Medi-Cal is the state’s name for Medicaid, a federal health services program for people who have low income. According to KQED News, the newly protected illegal immigrants do not qualify for other benefits of the Affordable Care Act and are not eligible for subsidies on the Covered California exchange.
“They’ll be in the same situation as DACA,” said Gabrielle Lessard, a health policy attorney with the Los Angeles office of the National Immigration Law Center. Lessard was referring to a 2012 executive action by the president known as the Deferred Action for Childhood Arrivals. DACA granted deferred deportation to children born in America from parents who were in the country illegally.
California extends Medicaid benefits to DACA immigrants while most states do not. Ronald Coleman, government affairs manager for the California Immigrant Policy Center, explained to KQED in the California Report that deferred deportation means that the immigrants are now legal in the eyes of the law. He asserted that “California has historically covered broad populations of immigrants who reside in the state.”
Coleman added all those that qualify for deferred deportation are “work eligible and, as lawfully present immigrants, they will be eligible for the state Medi-Cal program … if they are income eligible.”
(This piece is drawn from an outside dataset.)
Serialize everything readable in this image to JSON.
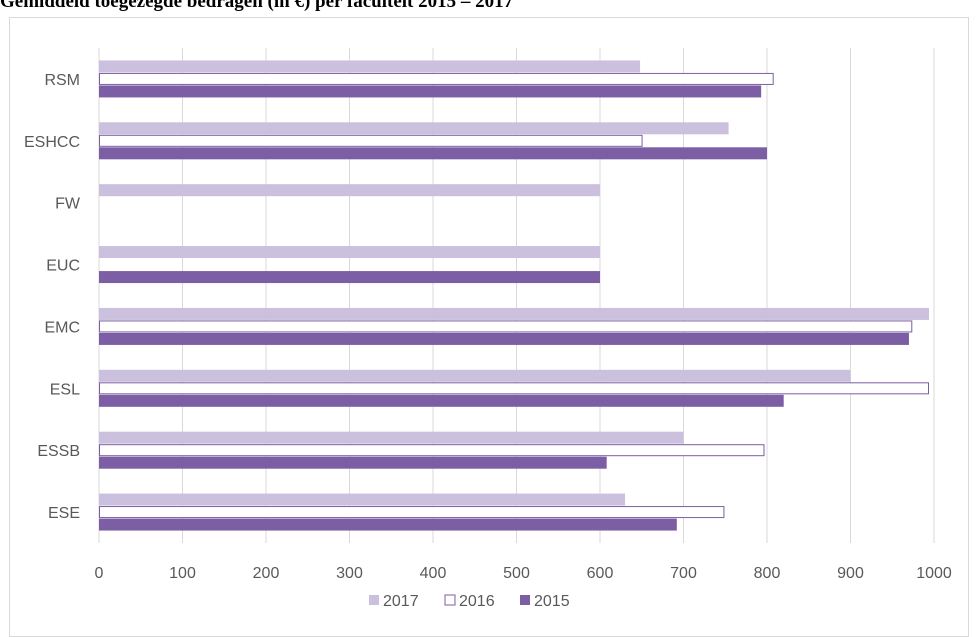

A Department of Health Care Services spokesman, Tony Cava, told KQED that so far they have not received any specifics on Obama’s latest executive action so they are “unable to assess any impact it might have on Medi-Cal services.”
Cava pointed out that any illegal immigrant requiring emergency health services must be taken care of and that none of their personal information can be used “for any type of civil immigration enforcement action under U.S. Immigration and Customs Enforcement law.”
Nevertheless, illegal immigrants remain reluctant to enroll in health insurance programs for fear of being deported or revealing the identity of other illegal relatives.